Remember how Warner Bros. was fixing to permanently because it would have been too much of a pain to keep processing the devs' royalty checks? Well it looks like that fate's been averted, with the games remaining up on Steam and their creators saying that they've been handed back full control.
" is safe," Creator Landon Podbielski wrote on . "More details soon but the email from Warner finally came. The game is being returned to Corptron along with its store pages on all platforms, it's not going anywhere.
"Thank you everyone… Hoping everyone else got the same email."
It certainly looks like they did: as reported by , developer tweeted that he had similarly gotten back ownership and store listing control from WB. A perusal of Adult Swim Games' shows its catalogue alive and well, despite it having reached the 60-day delisting mark originally specified by WB, and other games from the initiative like and remain available for purchase.
Adult Swim Games seems to have been wound down in Yono all app 2020 and '21, with the final nail in the coffin being parent developer following the relative failure of Suicide Squad: Kill the Justice League. The publisher initially denied developer requests that they be transferred ownership of their games, claiming that it had "made the universal decision not to transfer the games back to the original studios and [did] not have the resources to do so."

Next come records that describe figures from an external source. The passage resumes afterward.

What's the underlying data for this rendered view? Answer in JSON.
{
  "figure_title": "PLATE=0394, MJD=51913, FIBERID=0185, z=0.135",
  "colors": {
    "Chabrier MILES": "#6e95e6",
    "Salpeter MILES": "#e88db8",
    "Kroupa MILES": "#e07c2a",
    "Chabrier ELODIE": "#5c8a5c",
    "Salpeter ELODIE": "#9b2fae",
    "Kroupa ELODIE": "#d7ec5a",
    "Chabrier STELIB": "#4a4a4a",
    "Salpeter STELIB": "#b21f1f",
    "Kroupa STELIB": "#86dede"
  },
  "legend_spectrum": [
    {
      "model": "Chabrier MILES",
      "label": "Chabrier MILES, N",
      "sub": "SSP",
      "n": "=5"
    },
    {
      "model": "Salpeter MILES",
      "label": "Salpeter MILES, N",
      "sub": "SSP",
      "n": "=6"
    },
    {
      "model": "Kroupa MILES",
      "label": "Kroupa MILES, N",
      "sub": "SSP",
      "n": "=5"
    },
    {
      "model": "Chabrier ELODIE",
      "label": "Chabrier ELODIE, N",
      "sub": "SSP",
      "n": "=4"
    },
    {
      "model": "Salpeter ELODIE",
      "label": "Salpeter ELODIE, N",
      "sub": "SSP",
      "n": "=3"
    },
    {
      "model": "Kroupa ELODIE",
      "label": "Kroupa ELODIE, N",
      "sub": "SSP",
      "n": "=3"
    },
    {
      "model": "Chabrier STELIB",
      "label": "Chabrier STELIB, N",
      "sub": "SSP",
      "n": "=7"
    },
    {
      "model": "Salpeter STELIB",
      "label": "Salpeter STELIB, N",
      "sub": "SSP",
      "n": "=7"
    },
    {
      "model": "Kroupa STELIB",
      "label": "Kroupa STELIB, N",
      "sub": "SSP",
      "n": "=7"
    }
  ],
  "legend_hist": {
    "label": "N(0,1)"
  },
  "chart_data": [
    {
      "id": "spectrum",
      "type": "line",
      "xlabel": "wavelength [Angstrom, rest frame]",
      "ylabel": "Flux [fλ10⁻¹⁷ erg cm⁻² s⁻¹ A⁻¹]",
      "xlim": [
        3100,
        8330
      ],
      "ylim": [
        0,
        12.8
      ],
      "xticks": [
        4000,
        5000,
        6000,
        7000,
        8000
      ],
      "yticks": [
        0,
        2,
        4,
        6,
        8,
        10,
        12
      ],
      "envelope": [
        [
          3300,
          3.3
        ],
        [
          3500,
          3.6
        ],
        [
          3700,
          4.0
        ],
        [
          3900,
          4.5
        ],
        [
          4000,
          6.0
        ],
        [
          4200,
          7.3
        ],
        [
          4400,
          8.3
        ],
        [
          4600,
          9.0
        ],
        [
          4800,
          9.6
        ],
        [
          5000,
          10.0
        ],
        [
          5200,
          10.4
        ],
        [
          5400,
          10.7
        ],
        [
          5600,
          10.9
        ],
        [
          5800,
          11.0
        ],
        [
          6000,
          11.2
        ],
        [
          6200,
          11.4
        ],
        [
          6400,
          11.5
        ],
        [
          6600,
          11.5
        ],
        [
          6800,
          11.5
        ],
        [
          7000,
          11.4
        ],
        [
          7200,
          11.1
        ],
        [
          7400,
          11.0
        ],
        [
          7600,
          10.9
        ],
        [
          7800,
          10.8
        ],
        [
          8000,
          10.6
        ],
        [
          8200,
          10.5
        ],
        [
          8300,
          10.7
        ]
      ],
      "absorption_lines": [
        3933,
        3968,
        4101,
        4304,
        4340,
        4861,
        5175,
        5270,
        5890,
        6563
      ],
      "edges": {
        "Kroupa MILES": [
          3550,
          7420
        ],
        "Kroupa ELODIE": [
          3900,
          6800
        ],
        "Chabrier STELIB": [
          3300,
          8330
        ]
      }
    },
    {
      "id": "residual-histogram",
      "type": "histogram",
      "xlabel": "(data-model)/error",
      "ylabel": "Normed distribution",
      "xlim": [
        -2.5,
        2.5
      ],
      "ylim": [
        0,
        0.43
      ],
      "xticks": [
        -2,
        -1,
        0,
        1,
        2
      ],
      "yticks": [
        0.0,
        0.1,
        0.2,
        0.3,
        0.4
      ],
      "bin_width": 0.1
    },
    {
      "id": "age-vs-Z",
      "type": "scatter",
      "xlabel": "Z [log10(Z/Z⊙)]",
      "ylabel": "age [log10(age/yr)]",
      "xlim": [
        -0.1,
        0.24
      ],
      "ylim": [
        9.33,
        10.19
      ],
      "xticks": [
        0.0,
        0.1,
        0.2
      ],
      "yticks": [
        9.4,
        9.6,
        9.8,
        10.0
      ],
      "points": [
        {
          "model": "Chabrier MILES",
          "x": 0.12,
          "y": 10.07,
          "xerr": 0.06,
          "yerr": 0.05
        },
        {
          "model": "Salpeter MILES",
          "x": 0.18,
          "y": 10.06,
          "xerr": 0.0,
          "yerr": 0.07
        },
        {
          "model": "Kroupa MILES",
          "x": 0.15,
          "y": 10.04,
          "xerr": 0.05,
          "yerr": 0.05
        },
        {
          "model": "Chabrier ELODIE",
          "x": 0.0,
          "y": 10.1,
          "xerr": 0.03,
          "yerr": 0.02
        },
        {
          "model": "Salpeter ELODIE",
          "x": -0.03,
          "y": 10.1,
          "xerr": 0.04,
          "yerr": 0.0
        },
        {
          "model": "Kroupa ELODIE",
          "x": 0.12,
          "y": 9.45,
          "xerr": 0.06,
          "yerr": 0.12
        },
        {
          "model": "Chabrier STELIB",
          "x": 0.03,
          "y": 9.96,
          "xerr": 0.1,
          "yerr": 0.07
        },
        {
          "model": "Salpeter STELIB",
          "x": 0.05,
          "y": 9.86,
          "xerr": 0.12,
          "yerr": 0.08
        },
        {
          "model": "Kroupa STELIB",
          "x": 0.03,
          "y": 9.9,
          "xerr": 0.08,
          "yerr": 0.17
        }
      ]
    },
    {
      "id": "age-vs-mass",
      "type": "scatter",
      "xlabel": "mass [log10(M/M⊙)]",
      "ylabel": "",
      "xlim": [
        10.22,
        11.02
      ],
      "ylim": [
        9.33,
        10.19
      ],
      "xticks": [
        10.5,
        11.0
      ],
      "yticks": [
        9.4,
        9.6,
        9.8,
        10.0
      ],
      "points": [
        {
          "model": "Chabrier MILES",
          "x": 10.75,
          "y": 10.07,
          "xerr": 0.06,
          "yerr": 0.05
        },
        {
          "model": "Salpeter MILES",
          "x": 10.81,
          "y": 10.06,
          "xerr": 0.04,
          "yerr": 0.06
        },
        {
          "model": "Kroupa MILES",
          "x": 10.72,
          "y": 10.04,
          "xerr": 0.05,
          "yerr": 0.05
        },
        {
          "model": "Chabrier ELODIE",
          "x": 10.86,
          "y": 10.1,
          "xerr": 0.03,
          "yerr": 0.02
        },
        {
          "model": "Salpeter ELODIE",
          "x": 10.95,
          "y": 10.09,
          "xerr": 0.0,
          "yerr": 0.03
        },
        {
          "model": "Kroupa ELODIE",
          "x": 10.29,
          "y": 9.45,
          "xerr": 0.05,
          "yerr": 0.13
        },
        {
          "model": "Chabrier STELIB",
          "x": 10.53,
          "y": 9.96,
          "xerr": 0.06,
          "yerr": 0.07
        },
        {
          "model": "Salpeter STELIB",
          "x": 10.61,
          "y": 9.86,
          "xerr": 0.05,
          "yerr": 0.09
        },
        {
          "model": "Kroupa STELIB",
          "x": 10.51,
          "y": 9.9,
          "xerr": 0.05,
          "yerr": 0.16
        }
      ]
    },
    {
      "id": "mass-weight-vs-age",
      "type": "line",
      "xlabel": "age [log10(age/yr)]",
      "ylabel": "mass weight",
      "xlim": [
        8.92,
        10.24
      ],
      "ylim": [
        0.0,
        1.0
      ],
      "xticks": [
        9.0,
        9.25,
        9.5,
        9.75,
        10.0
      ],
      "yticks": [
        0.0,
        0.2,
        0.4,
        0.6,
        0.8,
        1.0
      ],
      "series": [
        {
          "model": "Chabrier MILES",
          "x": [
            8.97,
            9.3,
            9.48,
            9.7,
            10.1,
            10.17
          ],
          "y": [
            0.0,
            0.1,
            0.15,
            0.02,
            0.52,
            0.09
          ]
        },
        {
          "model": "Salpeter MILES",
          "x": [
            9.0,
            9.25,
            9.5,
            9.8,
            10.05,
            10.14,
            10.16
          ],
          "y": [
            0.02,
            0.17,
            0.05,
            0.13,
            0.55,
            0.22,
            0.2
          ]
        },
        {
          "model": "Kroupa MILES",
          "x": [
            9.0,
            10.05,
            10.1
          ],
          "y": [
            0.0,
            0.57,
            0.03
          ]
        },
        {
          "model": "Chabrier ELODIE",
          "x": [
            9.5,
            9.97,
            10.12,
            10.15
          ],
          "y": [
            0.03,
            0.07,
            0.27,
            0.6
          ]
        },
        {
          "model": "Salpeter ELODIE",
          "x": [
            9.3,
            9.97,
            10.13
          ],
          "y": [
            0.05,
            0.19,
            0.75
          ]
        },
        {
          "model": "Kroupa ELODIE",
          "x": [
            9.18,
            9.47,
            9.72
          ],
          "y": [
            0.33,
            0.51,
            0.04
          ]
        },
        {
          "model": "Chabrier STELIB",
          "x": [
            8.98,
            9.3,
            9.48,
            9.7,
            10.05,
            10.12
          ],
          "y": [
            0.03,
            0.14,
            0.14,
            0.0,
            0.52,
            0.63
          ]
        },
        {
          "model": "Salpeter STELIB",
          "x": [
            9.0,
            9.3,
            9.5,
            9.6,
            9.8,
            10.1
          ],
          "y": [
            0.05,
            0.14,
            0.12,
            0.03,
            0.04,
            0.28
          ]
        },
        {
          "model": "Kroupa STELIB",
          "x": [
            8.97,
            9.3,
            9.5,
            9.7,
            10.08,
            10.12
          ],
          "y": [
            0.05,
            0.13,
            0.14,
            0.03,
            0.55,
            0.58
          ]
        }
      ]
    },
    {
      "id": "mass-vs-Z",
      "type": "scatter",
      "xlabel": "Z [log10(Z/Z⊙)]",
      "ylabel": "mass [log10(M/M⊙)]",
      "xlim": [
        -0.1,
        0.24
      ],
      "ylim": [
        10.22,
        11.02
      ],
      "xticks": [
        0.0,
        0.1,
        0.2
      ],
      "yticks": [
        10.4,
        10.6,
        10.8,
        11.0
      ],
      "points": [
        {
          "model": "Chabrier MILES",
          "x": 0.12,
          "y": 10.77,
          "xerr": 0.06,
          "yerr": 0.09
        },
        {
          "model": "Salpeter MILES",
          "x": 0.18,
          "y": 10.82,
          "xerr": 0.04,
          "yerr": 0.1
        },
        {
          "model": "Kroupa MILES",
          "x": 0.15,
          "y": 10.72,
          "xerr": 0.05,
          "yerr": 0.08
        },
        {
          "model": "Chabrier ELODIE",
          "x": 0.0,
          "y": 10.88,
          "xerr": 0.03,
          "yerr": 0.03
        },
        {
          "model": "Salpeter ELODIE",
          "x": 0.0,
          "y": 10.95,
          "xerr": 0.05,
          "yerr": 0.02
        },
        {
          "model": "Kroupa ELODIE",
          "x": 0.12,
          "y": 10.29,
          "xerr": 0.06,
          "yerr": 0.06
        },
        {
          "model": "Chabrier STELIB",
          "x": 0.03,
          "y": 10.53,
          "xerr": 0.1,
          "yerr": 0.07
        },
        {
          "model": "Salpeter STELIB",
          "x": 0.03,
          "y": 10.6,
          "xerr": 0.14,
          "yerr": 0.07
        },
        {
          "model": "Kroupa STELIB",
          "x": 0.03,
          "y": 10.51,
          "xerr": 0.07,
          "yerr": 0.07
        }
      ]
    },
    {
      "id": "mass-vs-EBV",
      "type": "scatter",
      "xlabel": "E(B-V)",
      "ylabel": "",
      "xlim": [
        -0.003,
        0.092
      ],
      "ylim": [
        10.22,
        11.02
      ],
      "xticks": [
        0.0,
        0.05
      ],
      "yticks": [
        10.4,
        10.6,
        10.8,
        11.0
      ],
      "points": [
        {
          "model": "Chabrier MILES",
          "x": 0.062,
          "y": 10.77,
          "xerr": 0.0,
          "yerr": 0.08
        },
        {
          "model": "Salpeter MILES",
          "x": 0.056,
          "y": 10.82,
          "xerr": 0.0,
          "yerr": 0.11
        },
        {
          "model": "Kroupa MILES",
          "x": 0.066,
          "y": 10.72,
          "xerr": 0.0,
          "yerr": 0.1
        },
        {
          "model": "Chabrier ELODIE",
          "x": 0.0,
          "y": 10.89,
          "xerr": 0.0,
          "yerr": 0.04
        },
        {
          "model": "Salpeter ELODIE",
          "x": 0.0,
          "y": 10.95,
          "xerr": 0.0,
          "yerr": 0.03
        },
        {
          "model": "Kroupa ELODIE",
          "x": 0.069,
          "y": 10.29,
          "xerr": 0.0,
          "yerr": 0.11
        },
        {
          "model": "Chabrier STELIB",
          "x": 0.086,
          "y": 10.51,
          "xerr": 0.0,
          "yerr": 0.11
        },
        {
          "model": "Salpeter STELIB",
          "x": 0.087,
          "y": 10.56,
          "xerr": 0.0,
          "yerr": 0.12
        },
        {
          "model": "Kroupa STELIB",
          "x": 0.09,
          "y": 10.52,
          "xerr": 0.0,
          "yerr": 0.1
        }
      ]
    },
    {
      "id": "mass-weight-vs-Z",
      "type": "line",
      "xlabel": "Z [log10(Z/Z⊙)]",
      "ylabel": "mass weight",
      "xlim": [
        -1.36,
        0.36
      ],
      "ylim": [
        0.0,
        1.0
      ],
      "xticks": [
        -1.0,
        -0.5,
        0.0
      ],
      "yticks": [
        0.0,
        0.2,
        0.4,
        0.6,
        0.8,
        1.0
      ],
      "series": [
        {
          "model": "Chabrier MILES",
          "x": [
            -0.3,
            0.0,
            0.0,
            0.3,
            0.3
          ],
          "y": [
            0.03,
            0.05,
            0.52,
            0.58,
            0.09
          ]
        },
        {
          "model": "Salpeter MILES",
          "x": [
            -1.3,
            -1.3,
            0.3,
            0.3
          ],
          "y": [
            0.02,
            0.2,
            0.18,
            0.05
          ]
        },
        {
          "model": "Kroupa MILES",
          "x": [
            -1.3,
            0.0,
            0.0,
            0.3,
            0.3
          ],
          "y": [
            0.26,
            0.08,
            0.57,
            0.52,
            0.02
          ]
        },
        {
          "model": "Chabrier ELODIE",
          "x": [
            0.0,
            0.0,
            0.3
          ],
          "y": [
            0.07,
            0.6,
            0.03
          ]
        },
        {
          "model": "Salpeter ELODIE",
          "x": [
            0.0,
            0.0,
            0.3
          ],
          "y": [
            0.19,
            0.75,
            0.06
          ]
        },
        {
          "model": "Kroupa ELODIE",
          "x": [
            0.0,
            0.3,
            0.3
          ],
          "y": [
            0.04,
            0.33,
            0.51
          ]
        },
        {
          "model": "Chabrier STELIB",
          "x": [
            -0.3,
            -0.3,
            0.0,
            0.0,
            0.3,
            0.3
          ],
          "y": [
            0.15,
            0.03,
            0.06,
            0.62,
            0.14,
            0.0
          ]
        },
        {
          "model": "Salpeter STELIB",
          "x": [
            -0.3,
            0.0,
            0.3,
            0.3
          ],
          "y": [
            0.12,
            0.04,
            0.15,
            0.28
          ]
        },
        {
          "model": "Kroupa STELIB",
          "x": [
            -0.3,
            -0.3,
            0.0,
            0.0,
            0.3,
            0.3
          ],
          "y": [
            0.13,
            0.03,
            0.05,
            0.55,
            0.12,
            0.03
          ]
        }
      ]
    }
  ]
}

So all's well that ends Yono all app well, I guess, but will publishers ever stop threatening to do something extremely unpopular and consumer-hostile before reversing the decision at the last second? It's been an of seeing that practice in action, and we've got no reason to believe it will let up any time soon.
Outside of games, WB has canceled the release of two big budget films in recent years, with and going in the vault in exchange for a tax write off from Uncle Sam. Say, if my tax dollars effectively paid for those movies, why can't I watch them for free?